Pictures of the rebranded Zimbabwe Airways planes went viral on social media platforms yesterday.

The deal, according to sources at Air Zimbabwe, was signed by newly-appointed chief operating officer, Simba Chikore, as part of a fresh drive to beef up the national carrier's fleet and increase its routes.

The national airline had reduced to domestic routes using the much-maligned Chinese made MA-60, an ageing 767-200 and refurbished Airbus A320.

"The project is being spearheaded by chief operating officer Chikore as the company forges ahead with restructuring. The planes, Boeing 777-200ER, are 12 years old Malaysian Airlines ex-fleet and four of them are expected soon," the insider said.

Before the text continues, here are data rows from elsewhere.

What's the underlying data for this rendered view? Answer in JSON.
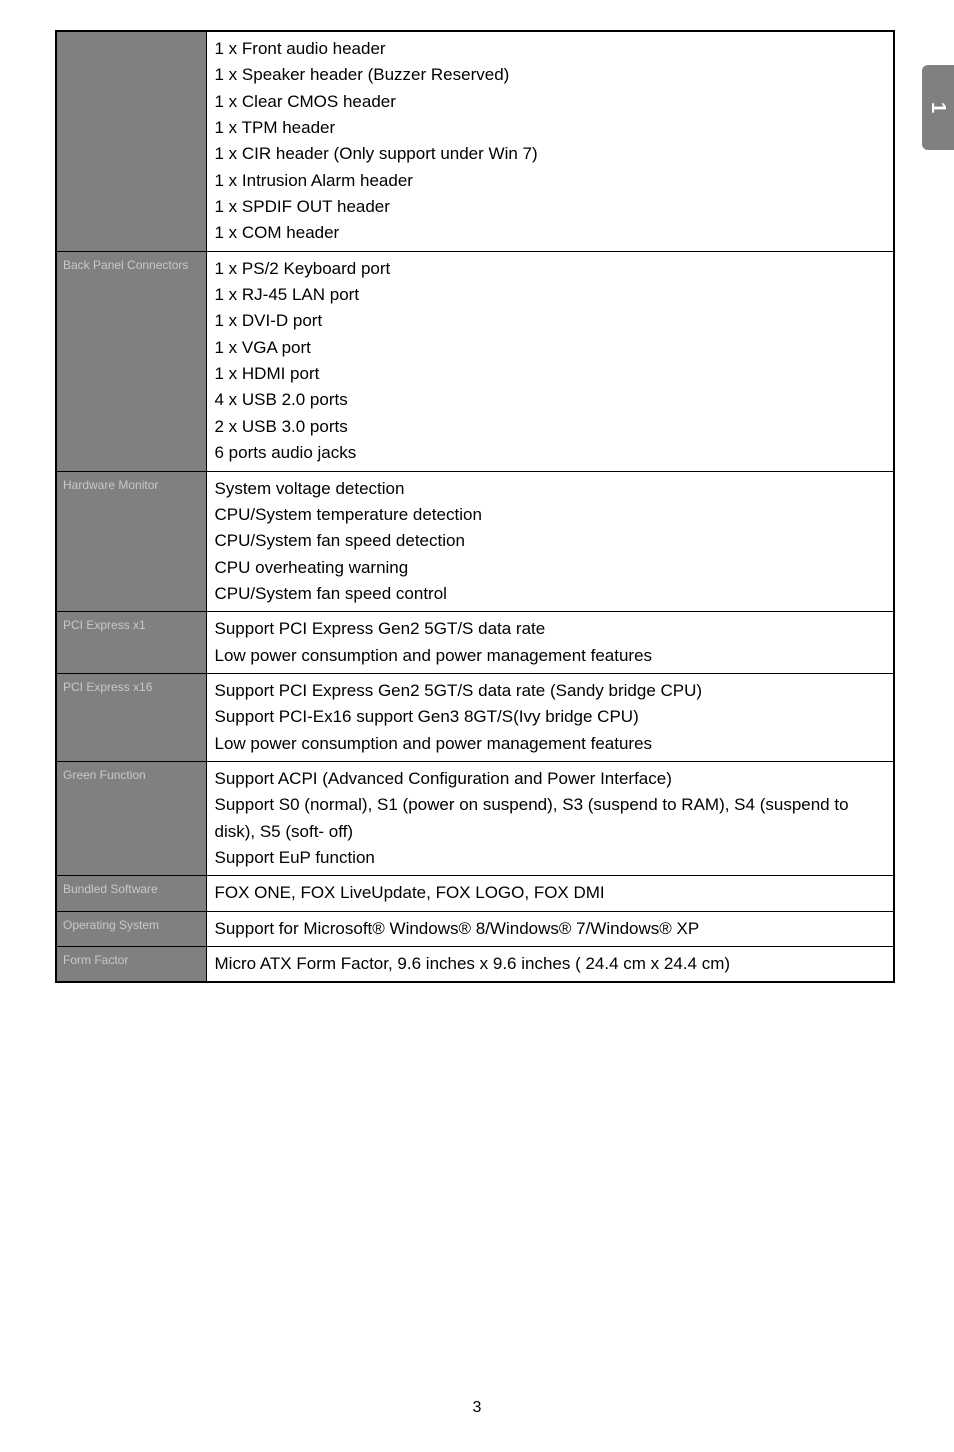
{
  "page_tab": "1",
  "page_number": "3",
  "rows": [
    {
      "label": "",
      "lines": [
        "1 x Front audio header",
        "1 x Speaker header (Buzzer Reserved)",
        "1 x Clear CMOS header",
        "1 x TPM header",
        "1 x CIR header (Only support under Win 7)",
        "1 x Intrusion Alarm header",
        "1 x SPDIF OUT header",
        "1 x COM header"
      ]
    },
    {
      "label": "Back Panel Connectors",
      "lines": [
        "1 x PS/2 Keyboard port",
        "1 x RJ-45 LAN port",
        "1 x DVI-D port",
        "1 x VGA port",
        "1 x HDMI port",
        "4 x USB 2.0 ports",
        "2 x USB 3.0 ports",
        "6 ports audio jacks"
      ]
    },
    {
      "label": "Hardware Monitor",
      "lines": [
        "System voltage detection",
        "CPU/System temperature detection",
        "CPU/System fan speed detection",
        "CPU overheating warning",
        "CPU/System fan speed control"
      ]
    },
    {
      "label": "PCI Express x1",
      "lines": [
        "Support PCI Express Gen2 5GT/S data rate",
        "Low power consumption and power management features"
      ]
    },
    {
      "label": "PCI Express x16",
      "lines": [
        "Support PCI Express Gen2 5GT/S data rate (Sandy bridge CPU)",
        "Support PCI-Ex16 support Gen3 8GT/S(Ivy bridge CPU)",
        "Low power consumption and power management features"
      ]
    },
    {
      "label": "Green Function",
      "lines": [
        "Support ACPI (Advanced Configuration and Power Interface)",
        "Support S0 (normal), S1 (power on suspend), S3 (suspend to RAM), S4 (suspend to disk), S5 (soft- off)",
        "Support EuP function"
      ]
    },
    {
      "label": "Bundled Software",
      "lines": [
        "FOX ONE, FOX LiveUpdate, FOX LOGO, FOX DMI"
      ]
    },
    {
      "label": "Operating System",
      "lines": [
        "Support for Microsoft® Windows® 8/Windows® 7/Windows® XP"
      ]
    },
    {
      "label": "Form Factor",
      "lines": [
        "Micro ATX Form Factor, 9.6 inches x 9.6 inches ( 24.4 cm x 24.4 cm)"
      ]
    }
  ]
}
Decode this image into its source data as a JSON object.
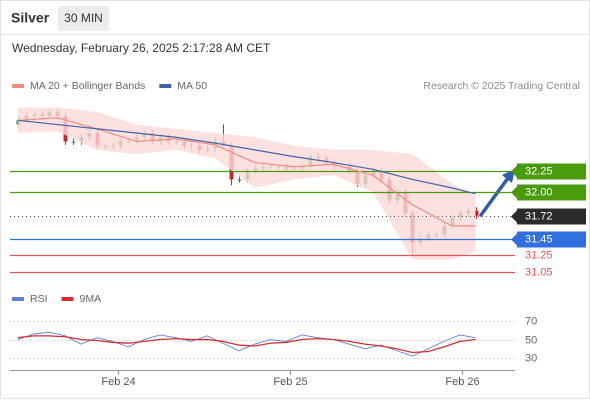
{
  "header": {
    "title": "Silver",
    "timeframe": "30 MIN",
    "datetime": "Wednesday, February 26, 2025 2:17:28 AM CET"
  },
  "chart_data": [
    {
      "type": "candlestick",
      "source": "Research © 2025 Trading Central",
      "up_color": "#3d8b2f",
      "down_color": "#c0282d",
      "open": [
        32.8,
        32.85,
        32.9,
        32.92,
        32.9,
        32.95,
        32.9,
        32.6,
        32.6,
        32.65,
        32.7,
        32.55,
        32.55,
        32.55,
        32.6,
        32.6,
        32.65,
        32.7,
        32.6,
        32.65,
        32.6,
        32.6,
        32.55,
        32.55,
        32.5,
        32.52,
        32.6,
        32.55,
        32.15,
        32.15,
        32.25,
        32.28,
        32.3,
        32.3,
        32.3,
        32.28,
        32.28,
        32.3,
        32.42,
        32.4,
        32.35,
        32.3,
        32.3,
        32.25,
        32.1,
        32.2,
        32.25,
        32.15,
        31.9,
        32.0,
        31.75,
        31.4,
        31.45,
        31.5,
        31.5,
        31.6,
        31.7,
        31.75,
        31.78
      ],
      "high": [
        32.89,
        32.94,
        32.96,
        32.96,
        32.99,
        32.99,
        32.94,
        32.64,
        32.69,
        32.74,
        32.74,
        32.59,
        32.59,
        32.64,
        32.64,
        32.69,
        32.74,
        32.74,
        32.69,
        32.69,
        32.64,
        32.64,
        32.59,
        32.59,
        32.56,
        32.64,
        32.8,
        32.59,
        32.19,
        32.29,
        32.32,
        32.34,
        32.34,
        32.34,
        32.34,
        32.32,
        32.34,
        32.46,
        32.46,
        32.44,
        32.39,
        32.34,
        32.34,
        32.29,
        32.24,
        32.29,
        32.29,
        32.19,
        32.04,
        32.04,
        31.79,
        31.49,
        31.54,
        31.54,
        31.64,
        31.74,
        31.79,
        31.82,
        31.82
      ],
      "low": [
        32.76,
        32.81,
        32.86,
        32.86,
        32.86,
        32.86,
        32.56,
        32.56,
        32.56,
        32.61,
        32.51,
        32.51,
        32.51,
        32.51,
        32.56,
        32.56,
        32.61,
        32.56,
        32.56,
        32.56,
        32.56,
        32.51,
        32.51,
        32.46,
        32.46,
        32.48,
        32.51,
        32.08,
        32.11,
        32.11,
        32.21,
        32.24,
        32.26,
        32.26,
        32.24,
        32.24,
        32.24,
        32.26,
        32.36,
        32.31,
        32.26,
        32.26,
        32.21,
        32.06,
        32.06,
        32.16,
        32.11,
        31.86,
        31.86,
        31.71,
        31.25,
        31.36,
        31.41,
        31.46,
        31.46,
        31.56,
        31.66,
        31.71,
        31.68
      ],
      "close": [
        32.85,
        32.9,
        32.92,
        32.9,
        32.95,
        32.9,
        32.6,
        32.6,
        32.65,
        32.7,
        32.55,
        32.55,
        32.55,
        32.6,
        32.6,
        32.65,
        32.7,
        32.6,
        32.65,
        32.6,
        32.6,
        32.55,
        32.55,
        32.5,
        32.52,
        32.6,
        32.55,
        32.15,
        32.15,
        32.25,
        32.28,
        32.3,
        32.3,
        32.3,
        32.28,
        32.28,
        32.3,
        32.42,
        32.4,
        32.35,
        32.3,
        32.3,
        32.25,
        32.1,
        32.2,
        32.25,
        32.15,
        31.9,
        32.0,
        31.75,
        31.4,
        31.45,
        31.5,
        31.5,
        31.6,
        31.7,
        31.75,
        31.78,
        31.72
      ],
      "overlay_x": [
        0,
        5,
        10,
        15,
        20,
        25,
        30,
        35,
        40,
        45,
        50,
        55,
        58
      ],
      "series": [
        {
          "name": "MA 20 + Bollinger Bands",
          "color": "#f28b82",
          "band_color": "#fcd9d9",
          "values": [
            32.85,
            32.88,
            32.75,
            32.6,
            32.63,
            32.56,
            32.35,
            32.3,
            32.33,
            32.2,
            31.85,
            31.6,
            31.6
          ],
          "upper": [
            33.0,
            33.0,
            32.95,
            32.8,
            32.75,
            32.7,
            32.65,
            32.55,
            32.5,
            32.5,
            32.45,
            32.1,
            31.95
          ],
          "lower": [
            32.7,
            32.72,
            32.5,
            32.45,
            32.5,
            32.4,
            32.05,
            32.15,
            32.2,
            32.0,
            31.2,
            31.2,
            31.3
          ]
        },
        {
          "name": "MA 50",
          "color": "#3f64a8",
          "values": [
            32.85,
            32.8,
            32.75,
            32.7,
            32.65,
            32.58,
            32.5,
            32.42,
            32.35,
            32.27,
            32.15,
            32.05,
            31.98
          ]
        }
      ],
      "levels": [
        {
          "value": 32.25,
          "label": "32.25",
          "color": "#4a9a0e",
          "box": true,
          "line": "solid"
        },
        {
          "value": 32,
          "label": "32.00",
          "color": "#4a9a0e",
          "box": true,
          "line": "solid"
        },
        {
          "value": 31.72,
          "label": "31.72",
          "color": "#2b2b2b",
          "box": true,
          "line": "dotted"
        },
        {
          "value": 31.45,
          "label": "31.45",
          "color": "#2f6fde",
          "box": true,
          "line": "solid"
        },
        {
          "value": 31.25,
          "label": "31.25",
          "color": "#e05555",
          "box": false,
          "line": "solid"
        },
        {
          "value": 31.05,
          "label": "31.05",
          "color": "#e05555",
          "box": false,
          "line": "solid"
        }
      ],
      "xlim": [
        -1,
        63
      ],
      "ylim": [
        30.9,
        33.15
      ]
    },
    {
      "type": "line",
      "x": [
        0,
        2,
        4,
        6,
        8,
        10,
        12,
        14,
        16,
        18,
        20,
        22,
        24,
        26,
        28,
        30,
        32,
        34,
        36,
        38,
        40,
        42,
        44,
        46,
        48,
        50,
        52,
        54,
        56,
        58
      ],
      "series": [
        {
          "name": "RSI",
          "color": "#5b7fd6",
          "values": [
            50,
            56,
            58,
            54,
            45,
            52,
            48,
            42,
            50,
            55,
            52,
            48,
            54,
            46,
            38,
            45,
            50,
            48,
            55,
            52,
            50,
            45,
            40,
            44,
            38,
            32,
            40,
            48,
            55,
            52
          ]
        },
        {
          "name": "9MA",
          "color": "#d32f2f",
          "values": [
            52,
            54,
            54,
            53,
            50,
            49,
            47,
            46,
            48,
            50,
            51,
            50,
            50,
            48,
            44,
            43,
            46,
            47,
            50,
            51,
            50,
            48,
            45,
            43,
            40,
            36,
            37,
            42,
            48,
            50
          ]
        }
      ],
      "xlim": [
        -1,
        63
      ],
      "ylim": [
        17,
        82
      ],
      "yticks": [
        70,
        50,
        30
      ],
      "xticks": [
        {
          "value": 12.7,
          "label": "Feb 24"
        },
        {
          "value": 34.5,
          "label": "Feb 25"
        },
        {
          "value": 56.3,
          "label": "Feb 26"
        }
      ]
    }
  ]
}
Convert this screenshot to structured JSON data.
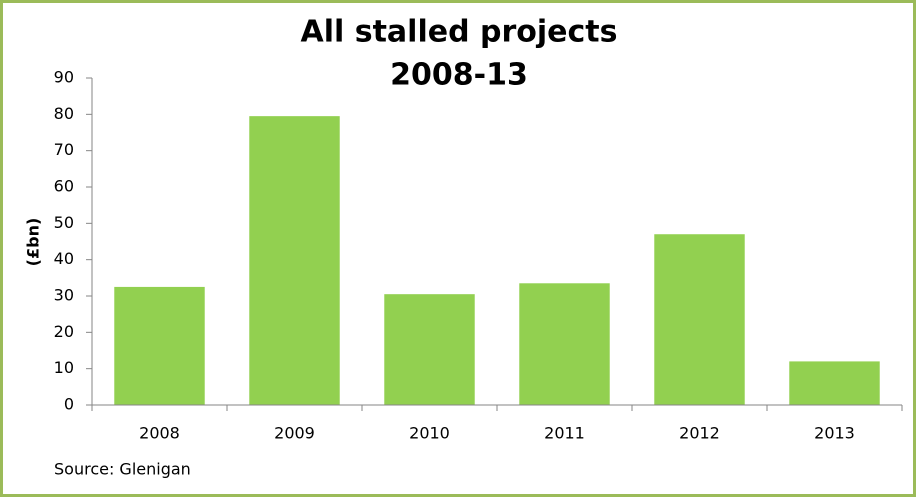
{
  "chart_data": {
    "type": "bar",
    "title": [
      "All stalled projects",
      "2008-13"
    ],
    "y_label": "(£bn)",
    "source": "Source: Glenigan",
    "categories": [
      "2008",
      "2009",
      "2010",
      "2011",
      "2012",
      "2013"
    ],
    "values": [
      32.5,
      79.5,
      30.5,
      33.5,
      47,
      12
    ],
    "color": "#92d050",
    "ylim": [
      0,
      90
    ],
    "yticks": [
      0,
      10,
      20,
      30,
      40,
      50,
      60,
      70,
      80,
      90
    ],
    "grid": false
  }
}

Transport minister Joram Gumbo has in the past few weeks travelled to the Far East to negotiate and seal the deal.

Gumbo yesterday said he was out of Harare and had not yet been briefed on the development.

"I am outside of Harare at the moment. The board has not yet briefed me on that, check with the board," he said.

AirZim board chairperson Chipo Dyanda was not reachable on her mobile phones and had not responded to text messages sent to her phone.

Gumbo has, in the past, urged the State to take over the airline's $300 million debt to give it a clean start possibly under a new name.

The airline has over the past few years retrenched over 400 workers, but there were reports that it was still top-heavy and further cuts were imminent.

In the past four months, the airline had to rely on chartered planes to fly President Robert Mugabe on his international trips and routine medical check-ups in the Far East.

The European Union last month banned Air Zimbabwe from flying into the bloc, saying that their obsolete planes were now a security risk.